The API receives the path string as certificate content and returns:

tls: failed to find any PEM data in certificate input

Workaround:

a7 ssl create --cert ./test/e2e/testdata/test.crt --key ./test/e2e/testdata/test.key ...

The current looksLikePath check appears to only recognize paths starting with /, ./, or ~/. We should decide whether to support normal relative paths or document the current behavior clearly.

9. secret create/update --token conflicts with the global API token flag

secret update ... --token <provider-token> overwrites the global API token with the provider token and fails with:

Error: authentication failed: check your API token

File mode works around this:

a7 secret update <id> -f secret.json

This is high priority because secret create/update define a local --token flag with the same name as the root/global API token flag.

10. secret create flag/positional mode behaves differently from file mode

This failed:

a7 secret create vault/<id> --uri ... --prefix ... --token ...

with resource not found.

But file mode works:

{
  "id": "vault/<id>",
  "uri": "...",
  "prefix": "...",
  "token": "..."
}

We need to inspect the provider/id payload mapping in flag mode. The --token collision may also be part of the root cause.

11. stream-route list/export does not handle the required service_id

stream-route create/get/update/delete works, but these commands fail:

a7 stream-route list -o json
a7 stream-route export --label ...

with:

parameter "service_id" in query has an error: value is required but missing

Problems:

• stream-route list --help does not expose --service-id
• stream-route export does not provide a service filter
• Similar to route list, we need to confirm whether API7 EE requires service-scoped queries and validate or support that explicitly in the CLI

12. service-template get does not read back all supplied fields

The service template create/update file included:

• description
• hosts
• path_prefix
• upstream

But service-template get only returned:

• id
• name
• labels
• timestamps

We need to confirm whether this is API response trimming, missing CLI struct fields, or an endpoint mismatch.

13. service create/config sync can leave service-template/control-plane service records

During cleanup, deleting the runtime service was not enough. service-template list still showed same-name control-plane service/template records.

Observed behavior:

• service delete removes the runtime resource
• service-template list can still show a same-name/same-label object

We need to clarify whether a7 service operates runtime published services, control-plane service templates, or both. If this boundary is unclear, tests and users can leave residual resources after cleanup.
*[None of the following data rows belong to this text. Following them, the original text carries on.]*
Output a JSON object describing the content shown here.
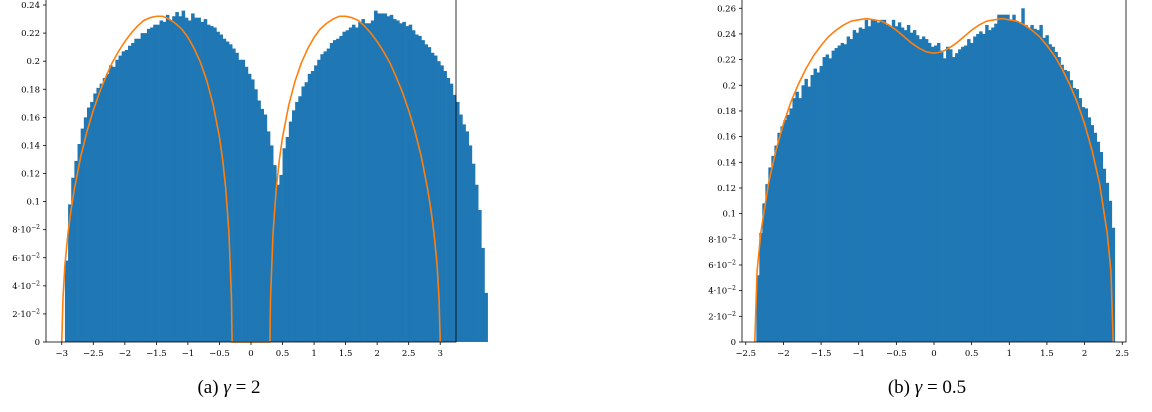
{
  "colors": {
    "bar": "#1f77b4",
    "curve": "#ff7f0e",
    "axis": "#000000"
  },
  "captions": [
    {
      "prefix": "(a) ",
      "symbol": "γ",
      "rest": " = 2"
    },
    {
      "prefix": "(b) ",
      "symbol": "γ",
      "rest": " = 0.5"
    }
  ],
  "chart_data": [
    {
      "type": "bar",
      "title": "",
      "xlabel": "",
      "ylabel": "",
      "xlim": [
        -3.25,
        3.25
      ],
      "ylim": [
        0,
        0.245
      ],
      "grid": false,
      "xticks": [
        -3,
        -2.5,
        -2,
        -1.5,
        -1,
        -0.5,
        0,
        0.5,
        1,
        1.5,
        2,
        2.5,
        3
      ],
      "xtick_labels": [
        "−3",
        "−2.5",
        "−2",
        "−1.5",
        "−1",
        "−0.5",
        "0",
        "0.5",
        "1",
        "1.5",
        "2",
        "2.5",
        "3"
      ],
      "yticks": [
        0,
        0.02,
        0.04,
        0.06,
        0.08,
        0.1,
        0.12,
        0.14,
        0.16,
        0.18,
        0.2,
        0.22,
        0.24
      ],
      "ytick_labels": [
        "0",
        "2·10^−2",
        "4·10^−2",
        "6·10^−2",
        "8·10^−2",
        "0.1",
        "0.12",
        "0.14",
        "0.16",
        "0.18",
        "0.2",
        "0.22",
        "0.24"
      ],
      "histogram": {
        "bin_width": 0.05,
        "bins": [
          {
            "start": -2.95,
            "values": [
              0.058,
              0.098,
              0.117,
              0.129,
              0.141,
              0.152,
              0.16,
              0.167,
              0.171,
              0.177,
              0.181,
              0.184,
              0.188,
              0.191,
              0.197,
              0.196,
              0.201,
              0.204,
              0.207,
              0.208,
              0.211,
              0.213,
              0.216,
              0.216,
              0.22,
              0.22,
              0.223,
              0.224,
              0.226,
              0.226,
              0.229,
              0.228,
              0.233,
              0.229,
              0.232,
              0.235,
              0.232,
              0.236,
              0.231,
              0.229,
              0.234,
              0.231,
              0.231,
              0.228,
              0.23,
              0.226,
              0.225,
              0.224,
              0.221,
              0.219,
              0.216,
              0.214,
              0.212,
              0.209,
              0.206,
              0.201,
              0.201,
              0.196,
              0.191,
              0.187,
              0.18,
              0.172,
              0.166,
              0.162,
              0.15,
              0.14,
              0.126,
              0.112,
              0.093,
              0.065,
              0.033,
              0.004,
              0.003,
              0.001
            ]
          },
          {
            "start": 0.25,
            "values": [
              0.004,
              0.05,
              0.079,
              0.105,
              0.119,
              0.138,
              0.146,
              0.157,
              0.165,
              0.171,
              0.175,
              0.182,
              0.185,
              0.191,
              0.193,
              0.197,
              0.201,
              0.205,
              0.207,
              0.209,
              0.213,
              0.215,
              0.216,
              0.218,
              0.221,
              0.222,
              0.224,
              0.226,
              0.224,
              0.228,
              0.23,
              0.227,
              0.227,
              0.229,
              0.236,
              0.234,
              0.234,
              0.234,
              0.232,
              0.233,
              0.23,
              0.229,
              0.227,
              0.228,
              0.225,
              0.226,
              0.222,
              0.219,
              0.218,
              0.215,
              0.212,
              0.21,
              0.206,
              0.204,
              0.2,
              0.197,
              0.193,
              0.188,
              0.184,
              0.176,
              0.171,
              0.162,
              0.155,
              0.15,
              0.14,
              0.127,
              0.112,
              0.094,
              0.067,
              0.035
            ]
          }
        ]
      },
      "density_curve": {
        "x": [
          -3.0,
          -2.98,
          -2.95,
          -2.9,
          -2.85,
          -2.8,
          -2.7,
          -2.6,
          -2.5,
          -2.4,
          -2.3,
          -2.2,
          -2.1,
          -2.0,
          -1.9,
          -1.8,
          -1.7,
          -1.6,
          -1.5,
          -1.4,
          -1.3,
          -1.2,
          -1.1,
          -1.0,
          -0.9,
          -0.8,
          -0.7,
          -0.6,
          -0.5,
          -0.45,
          -0.4,
          -0.35,
          -0.31,
          -0.3,
          0.0,
          0.3,
          0.31,
          0.35,
          0.4,
          0.45,
          0.5,
          0.6,
          0.7,
          0.8,
          0.9,
          1.0,
          1.1,
          1.2,
          1.3,
          1.4,
          1.5,
          1.6,
          1.7,
          1.8,
          1.9,
          2.0,
          2.1,
          2.2,
          2.3,
          2.4,
          2.5,
          2.6,
          2.7,
          2.8,
          2.85,
          2.9,
          2.95,
          2.98,
          3.0
        ],
        "y": [
          0,
          0.032,
          0.055,
          0.078,
          0.095,
          0.109,
          0.132,
          0.15,
          0.165,
          0.178,
          0.189,
          0.199,
          0.207,
          0.214,
          0.22,
          0.225,
          0.229,
          0.231,
          0.232,
          0.232,
          0.23,
          0.227,
          0.223,
          0.217,
          0.209,
          0.199,
          0.186,
          0.169,
          0.146,
          0.13,
          0.109,
          0.078,
          0.032,
          0,
          0,
          0,
          0.032,
          0.078,
          0.109,
          0.13,
          0.146,
          0.169,
          0.186,
          0.199,
          0.209,
          0.217,
          0.223,
          0.227,
          0.23,
          0.232,
          0.232,
          0.231,
          0.229,
          0.225,
          0.22,
          0.214,
          0.207,
          0.199,
          0.189,
          0.178,
          0.165,
          0.15,
          0.132,
          0.109,
          0.095,
          0.078,
          0.055,
          0.032,
          0
        ]
      }
    },
    {
      "type": "bar",
      "title": "",
      "xlabel": "",
      "ylabel": "",
      "xlim": [
        -2.55,
        2.55
      ],
      "ylim": [
        0,
        0.268
      ],
      "grid": false,
      "xticks": [
        -2.5,
        -2,
        -1.5,
        -1,
        -0.5,
        0,
        0.5,
        1,
        1.5,
        2,
        2.5
      ],
      "xtick_labels": [
        "−2.5",
        "−2",
        "−1.5",
        "−1",
        "−0.5",
        "0",
        "0.5",
        "1",
        "1.5",
        "2",
        "2.5"
      ],
      "yticks": [
        0,
        0.02,
        0.04,
        0.06,
        0.08,
        0.1,
        0.12,
        0.14,
        0.16,
        0.18,
        0.2,
        0.22,
        0.24,
        0.26
      ],
      "ytick_labels": [
        "0",
        "2·10^−2",
        "4·10^−2",
        "6·10^−2",
        "8·10^−2",
        "0.1",
        "0.12",
        "0.14",
        "0.16",
        "0.18",
        "0.2",
        "0.22",
        "0.24",
        "0.26"
      ],
      "histogram": {
        "bin_width": 0.04,
        "bins": [
          {
            "start": -2.36,
            "values": [
              0.052,
              0.085,
              0.108,
              0.123,
              0.136,
              0.145,
              0.153,
              0.163,
              0.168,
              0.173,
              0.177,
              0.182,
              0.19,
              0.195,
              0.19,
              0.2,
              0.205,
              0.199,
              0.208,
              0.213,
              0.21,
              0.215,
              0.222,
              0.224,
              0.221,
              0.227,
              0.229,
              0.231,
              0.233,
              0.232,
              0.238,
              0.236,
              0.243,
              0.241,
              0.245,
              0.244,
              0.251,
              0.246,
              0.251,
              0.251,
              0.249,
              0.251,
              0.251,
              0.247,
              0.246,
              0.251,
              0.246,
              0.249,
              0.245,
              0.243,
              0.247,
              0.241,
              0.243,
              0.239,
              0.236,
              0.238,
              0.236,
              0.233,
              0.23,
              0.231,
              0.233,
              0.227,
              0.221,
              0.23,
              0.228,
              0.222,
              0.225,
              0.228,
              0.23,
              0.231,
              0.236,
              0.233,
              0.238,
              0.24,
              0.242,
              0.24,
              0.247,
              0.243,
              0.245,
              0.248,
              0.255,
              0.255,
              0.255,
              0.255,
              0.251,
              0.255,
              0.25,
              0.249,
              0.26,
              0.247,
              0.245,
              0.247,
              0.244,
              0.243,
              0.247,
              0.237,
              0.239,
              0.232,
              0.23,
              0.226,
              0.222,
              0.216,
              0.212,
              0.211,
              0.204,
              0.198,
              0.197,
              0.19,
              0.183,
              0.182,
              0.175,
              0.169,
              0.163,
              0.156,
              0.148,
              0.135,
              0.124,
              0.11,
              0.089
            ]
          }
        ]
      },
      "density_curve": {
        "x": [
          -2.38,
          -2.35,
          -2.3,
          -2.2,
          -2.1,
          -2.0,
          -1.9,
          -1.8,
          -1.7,
          -1.6,
          -1.5,
          -1.4,
          -1.3,
          -1.2,
          -1.1,
          -1.0,
          -0.9,
          -0.8,
          -0.7,
          -0.6,
          -0.5,
          -0.4,
          -0.3,
          -0.2,
          -0.1,
          0.0,
          0.1,
          0.2,
          0.3,
          0.4,
          0.5,
          0.6,
          0.7,
          0.8,
          0.9,
          1.0,
          1.1,
          1.2,
          1.3,
          1.4,
          1.5,
          1.6,
          1.7,
          1.8,
          1.9,
          2.0,
          2.1,
          2.2,
          2.3,
          2.35,
          2.38
        ],
        "y": [
          0,
          0.055,
          0.085,
          0.123,
          0.149,
          0.17,
          0.187,
          0.201,
          0.213,
          0.223,
          0.231,
          0.238,
          0.243,
          0.247,
          0.25,
          0.251,
          0.252,
          0.251,
          0.25,
          0.247,
          0.243,
          0.238,
          0.233,
          0.229,
          0.226,
          0.225,
          0.226,
          0.229,
          0.233,
          0.238,
          0.243,
          0.247,
          0.25,
          0.251,
          0.252,
          0.251,
          0.25,
          0.247,
          0.243,
          0.238,
          0.231,
          0.223,
          0.213,
          0.201,
          0.187,
          0.17,
          0.149,
          0.123,
          0.085,
          0.055,
          0
        ]
      }
    }
  ]
}
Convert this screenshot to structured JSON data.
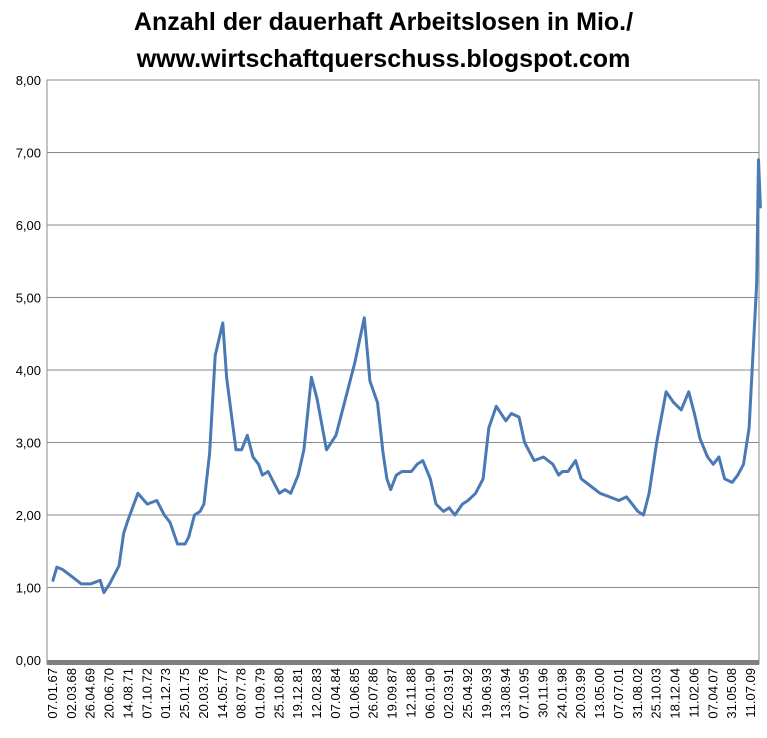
{
  "chart_data": {
    "type": "line",
    "title_lines": [
      "Anzahl der dauerhaft Arbeitslosen in Mio./",
      "www.wirtschaftquerschuss.blogspot.com"
    ],
    "xlabel": "",
    "ylabel": "",
    "ylim": [
      0,
      8
    ],
    "yticks": [
      "0,00",
      "1,00",
      "2,00",
      "3,00",
      "4,00",
      "5,00",
      "6,00",
      "7,00",
      "8,00"
    ],
    "grid": true,
    "line_color": "#4a7ab5",
    "x_tick_labels": [
      "07.01.67",
      "02.03.68",
      "26.04.69",
      "20.06.70",
      "14.08.71",
      "07.10.72",
      "01.12.73",
      "25.01.75",
      "20.03.76",
      "14.05.77",
      "08.07.78",
      "01.09.79",
      "25.10.80",
      "19.12.81",
      "12.02.83",
      "07.04.84",
      "01.06.85",
      "26.07.86",
      "19.09.87",
      "12.11.88",
      "06.01.90",
      "02.03.91",
      "25.04.92",
      "19.06.93",
      "13.08.94",
      "07.10.95",
      "30.11.96",
      "24.01.98",
      "20.03.99",
      "13.05.00",
      "07.07.01",
      "31.08.02",
      "25.10.03",
      "18.12.04",
      "11.02.06",
      "07.04.07",
      "31.05.08",
      "11.07.09"
    ],
    "series": [
      {
        "name": "Anzahl der dauerhaft Arbeitslosen in Mio.",
        "x": [
          0,
          0.2,
          0.5,
          1,
          1.5,
          2,
          2.5,
          2.7,
          3,
          3.5,
          3.75,
          4,
          4.5,
          5,
          5.5,
          5.9,
          6.2,
          6.6,
          7,
          7.2,
          7.5,
          7.8,
          8,
          8.3,
          8.6,
          9,
          9.2,
          9.5,
          9.7,
          10,
          10.3,
          10.6,
          10.9,
          11.1,
          11.4,
          11.7,
          12,
          12.3,
          12.6,
          13,
          13.3,
          13.7,
          14,
          14.5,
          15,
          15.5,
          16,
          16.5,
          16.8,
          17.2,
          17.5,
          17.7,
          17.9,
          18.2,
          18.5,
          19,
          19.3,
          19.6,
          20,
          20.3,
          20.7,
          21,
          21.3,
          21.7,
          22,
          22.4,
          22.8,
          23.1,
          23.5,
          24,
          24.3,
          24.7,
          25,
          25.5,
          26,
          26.5,
          26.8,
          27,
          27.3,
          27.7,
          28,
          28.5,
          29,
          29.5,
          30,
          30.4,
          30.7,
          31,
          31.3,
          31.6,
          32,
          32.5,
          32.9,
          33.3,
          33.7,
          34,
          34.3,
          34.7,
          35,
          35.3,
          35.6,
          36,
          36.3,
          36.6,
          36.9,
          37.1,
          37.3,
          37.4,
          37.5
        ],
        "values": [
          1.1,
          1.28,
          1.25,
          1.15,
          1.05,
          1.05,
          1.1,
          0.93,
          1.05,
          1.3,
          1.75,
          1.95,
          2.3,
          2.15,
          2.2,
          2.0,
          1.9,
          1.6,
          1.6,
          1.7,
          2.0,
          2.05,
          2.15,
          2.85,
          4.2,
          4.65,
          3.9,
          3.3,
          2.9,
          2.9,
          3.1,
          2.8,
          2.7,
          2.55,
          2.6,
          2.45,
          2.3,
          2.35,
          2.3,
          2.55,
          2.9,
          3.9,
          3.6,
          2.9,
          3.1,
          3.6,
          4.1,
          4.72,
          3.85,
          3.55,
          2.85,
          2.5,
          2.35,
          2.55,
          2.6,
          2.6,
          2.7,
          2.75,
          2.5,
          2.15,
          2.05,
          2.1,
          2.0,
          2.15,
          2.2,
          2.3,
          2.5,
          3.2,
          3.5,
          3.3,
          3.4,
          3.35,
          3.0,
          2.75,
          2.8,
          2.7,
          2.55,
          2.6,
          2.6,
          2.75,
          2.5,
          2.4,
          2.3,
          2.25,
          2.2,
          2.25,
          2.15,
          2.05,
          2.0,
          2.3,
          3.0,
          3.7,
          3.55,
          3.45,
          3.7,
          3.4,
          3.05,
          2.8,
          2.7,
          2.8,
          2.5,
          2.45,
          2.55,
          2.7,
          3.2,
          4.2,
          5.2,
          6.9,
          6.25
        ]
      }
    ]
  }
}
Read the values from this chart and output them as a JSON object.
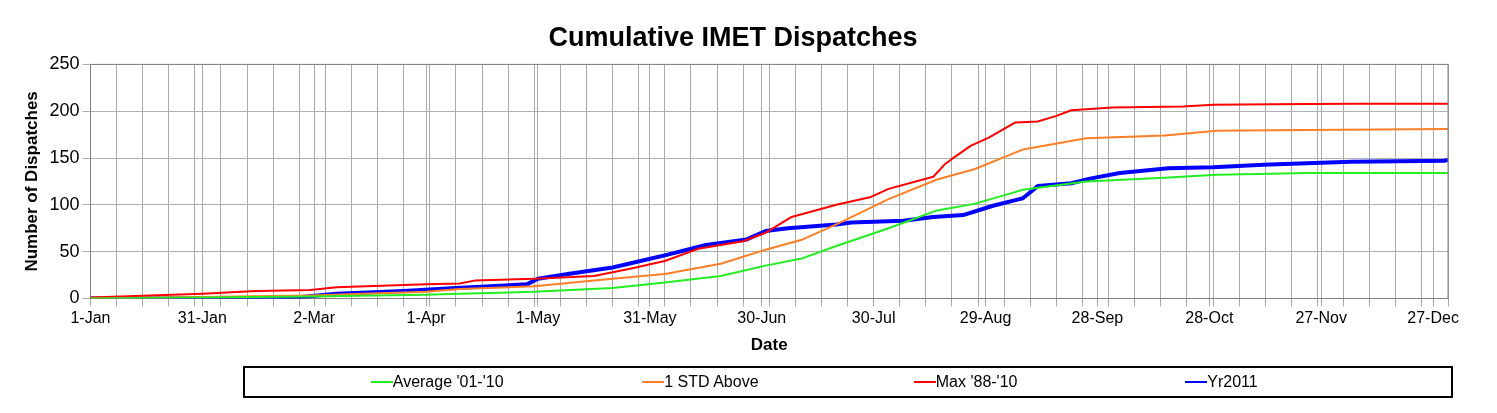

API7 EE Support Boundary Updates

• plugin-metadata is available. The earlier 404 happened because no metadata had been created yet.
• plugin-config still returns resource not found; continue treating it as an APISIX compatibility resource not exposed by API7 EE.
• upstream list and consumer-group list still return resource not found; confirm whether they are also unsupported/not exposed by API7 EE.

Suggested Fix Priority

1. Fix the secret --token flag conflict.
2. Fix flag-to-API-schema mapping issues such as route update --uri and credential create <id>.
3. Clarify the real boundary between service and service-template, including delete semantics.
4. Add local service-id validation or full-list support for route/stream-route list/export.
5. Clarify API7 EE behavior for APISIX compatibility resources such as plugin-config, upstream, and consumer-group.